Within this subject the activities have been focused on the problem of modeling conflicting situations through an approach alternative to that of classical game theory. In particular, these conflicts were modeled in terms of approximating the solution to an NP-hard problem [Apolloni et al., 2006; Apolloni et al., 2003; Apolloni et al., 2002; Apolloni et al., 2002], applying the Algorithmic Inference model in order to assign limited computational resources to two players, subsequently extending this technique to team games [Apolloni et al., 2006]. This model is applied in [Apolloni et al., 2007; Apolloni et al., 2005] to the biologic field, while [Apolloni et al., 2010] uses this approach with the aim of correctly dimensioning the running time for learning algorithms based on local error minimization.
The research project ORESTEIA (mOdular hybRid artEfactS wiTh adaptivE functIonAlity, funded between 2001 and 2003 by the EC within the fifth framework programme, under the IST-FET initiative) was grounded on the design, implementation and analysis of intelligent systems for pervasive and ubiquitous computing. These fields are characterized by highly specialized computers devoted to execute specific tasks. These special computers can be produced so as to significantly reduce their size and cost, consequently being able to immerse them inside an environment. Focusing specifically on the awareness detection problem [Kasderidis et al., 2003], a prototype for the detection of driving awareness on the basis of biosignals [Apolloni et al., 2004; Apolloni et al., 2004; Apolloni et al., 2003; Apolloni et al., 2003; Apolloni et al., 2003] have been developed.

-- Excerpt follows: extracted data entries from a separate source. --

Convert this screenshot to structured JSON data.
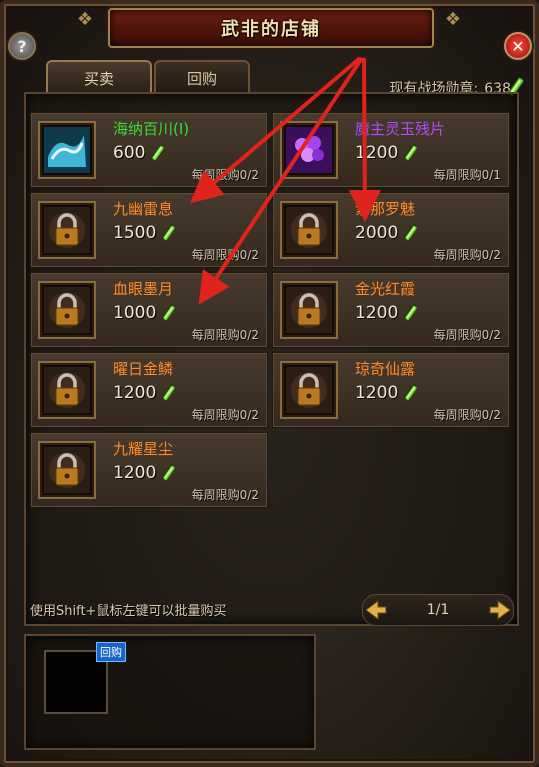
{
  "window": {
    "title": "武非的店铺",
    "help_label": "?",
    "close_label": "✕"
  },
  "tabs": [
    {
      "label": "买卖",
      "active": true
    },
    {
      "label": "回购",
      "active": false
    }
  ],
  "medal": {
    "label": "现有战场勋章:",
    "count": "638",
    "icon": "medal-icon"
  },
  "items": [
    {
      "name": "海纳百川(I)",
      "name_color": "#3fd93a",
      "price": "600",
      "limit": "每周限购0/2",
      "icon": "water-wave-icon",
      "locked": false
    },
    {
      "name": "魔主灵玉残片",
      "name_color": "#b24bff",
      "price": "1200",
      "limit": "每周限购0/1",
      "icon": "purple-jade-icon",
      "locked": false
    },
    {
      "name": "九幽雷息",
      "name_color": "#ff8a2a",
      "price": "1500",
      "limit": "每周限购0/2",
      "icon": "lock-icon",
      "locked": true
    },
    {
      "name": "紫那罗魅",
      "name_color": "#ff8a2a",
      "price": "2000",
      "limit": "每周限购0/2",
      "icon": "lock-icon",
      "locked": true
    },
    {
      "name": "血眼墨月",
      "name_color": "#ff8a2a",
      "price": "1000",
      "limit": "每周限购0/2",
      "icon": "lock-icon",
      "locked": true
    },
    {
      "name": "金光红霞",
      "name_color": "#ff8a2a",
      "price": "1200",
      "limit": "每周限购0/2",
      "icon": "lock-icon",
      "locked": true
    },
    {
      "name": "曜日金鳞",
      "name_color": "#ff8a2a",
      "price": "1200",
      "limit": "每周限购0/2",
      "icon": "lock-icon",
      "locked": true
    },
    {
      "name": "琼奇仙露",
      "name_color": "#ff8a2a",
      "price": "1200",
      "limit": "每周限购0/2",
      "icon": "lock-icon",
      "locked": true
    },
    {
      "name": "九耀星尘",
      "name_color": "#ff8a2a",
      "price": "1200",
      "limit": "每周限购0/2",
      "icon": "lock-icon",
      "locked": true
    }
  ],
  "hint": "使用Shift+鼠标左键可以批量购买",
  "pager": {
    "text": "1/1"
  },
  "buyback": {
    "badge": "回购"
  },
  "colors": {
    "accent_gold": "#b08c50",
    "arrow_red": "#e0231c",
    "name_orange": "#ff8a2a"
  }
}
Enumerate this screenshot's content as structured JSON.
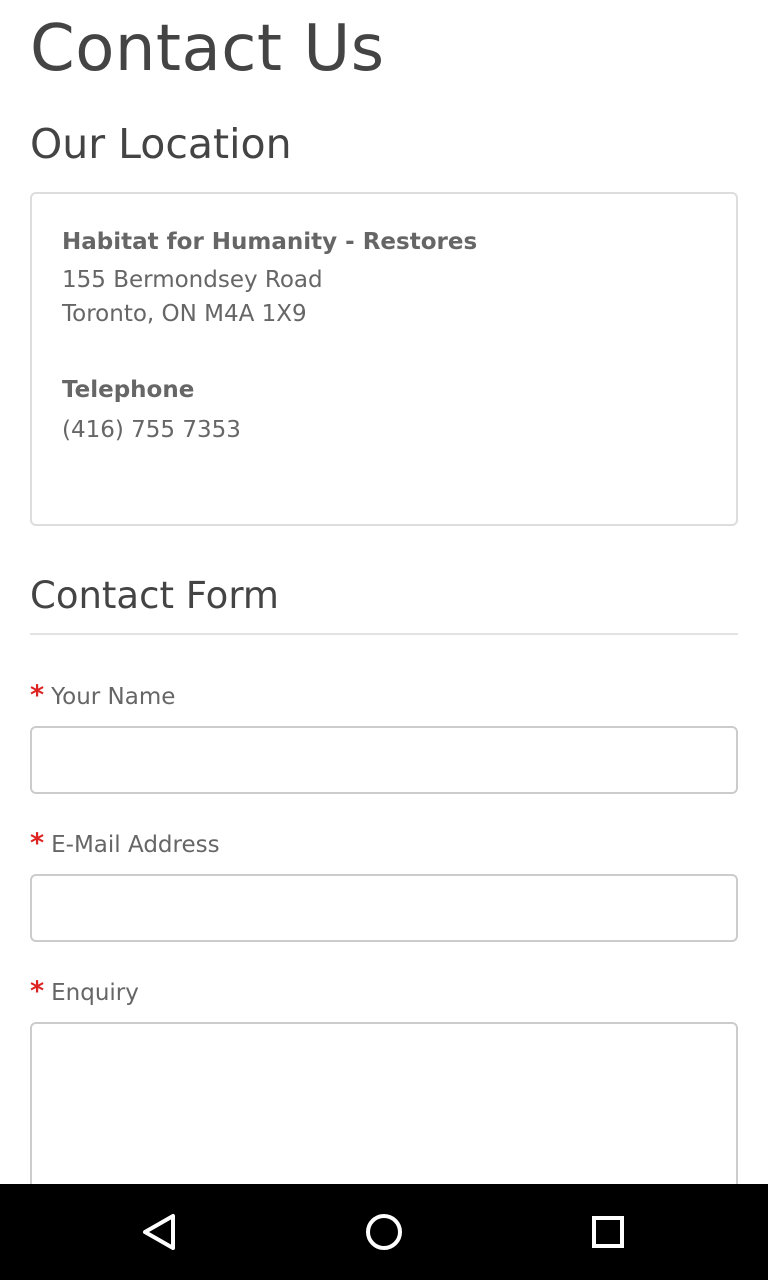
{
  "page": {
    "title": "Contact Us"
  },
  "location": {
    "heading": "Our Location",
    "org_name": "Habitat for Humanity - Restores",
    "address_line1": "155 Bermondsey Road",
    "address_line2": "Toronto, ON M4A 1X9",
    "telephone_label": "Telephone",
    "telephone_value": "(416) 755 7353"
  },
  "form": {
    "heading": "Contact Form",
    "required_marker": "*",
    "fields": {
      "name": {
        "label": "Your Name",
        "value": ""
      },
      "email": {
        "label": "E-Mail Address",
        "value": ""
      },
      "enquiry": {
        "label": "Enquiry",
        "value": ""
      }
    }
  },
  "navbar": {
    "back_icon": "back-triangle-icon",
    "home_icon": "home-circle-icon",
    "recents_icon": "recents-square-icon"
  },
  "colors": {
    "required": "#dd2222",
    "text": "#444444",
    "muted_text": "#666666",
    "border": "#cccccc",
    "navbar": "#000000"
  }
}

Within the progress of reserach project PHYSTA (Principled Hybrid Systems: Theory and Applications, funded between 1998 and 2000 by the EC within the fourth framework programme, within the TMR initiative), the Algorithmic Inference model described in [Apolloni et al., 2006; Malchiodi, 2000] was applied to the problem of automatic classification of emotions on the basis of vocal signals [Apolloni et al., 2004; Apolloni et al., 2002]. The obtained results were presented at an international school on computational learning within the same research project.
The availability of hardware circuits able to directly process information with the aim of synthesizing them through estimators allow a remarkable shortening in running times. Their use imply a set of constraints basically linked to the architecture of the circuits themselves. The inference-among-gossips, developed in [Malchiodi, 1996], has been applied within this scope with the aim of obtaining a family of estimators for bernoulli populations directly implementable on pRAM boards [Apolloni et al., 1997]. The same model has been applied in [Apolloni et al., 2013] to the study of information exchange in social networks.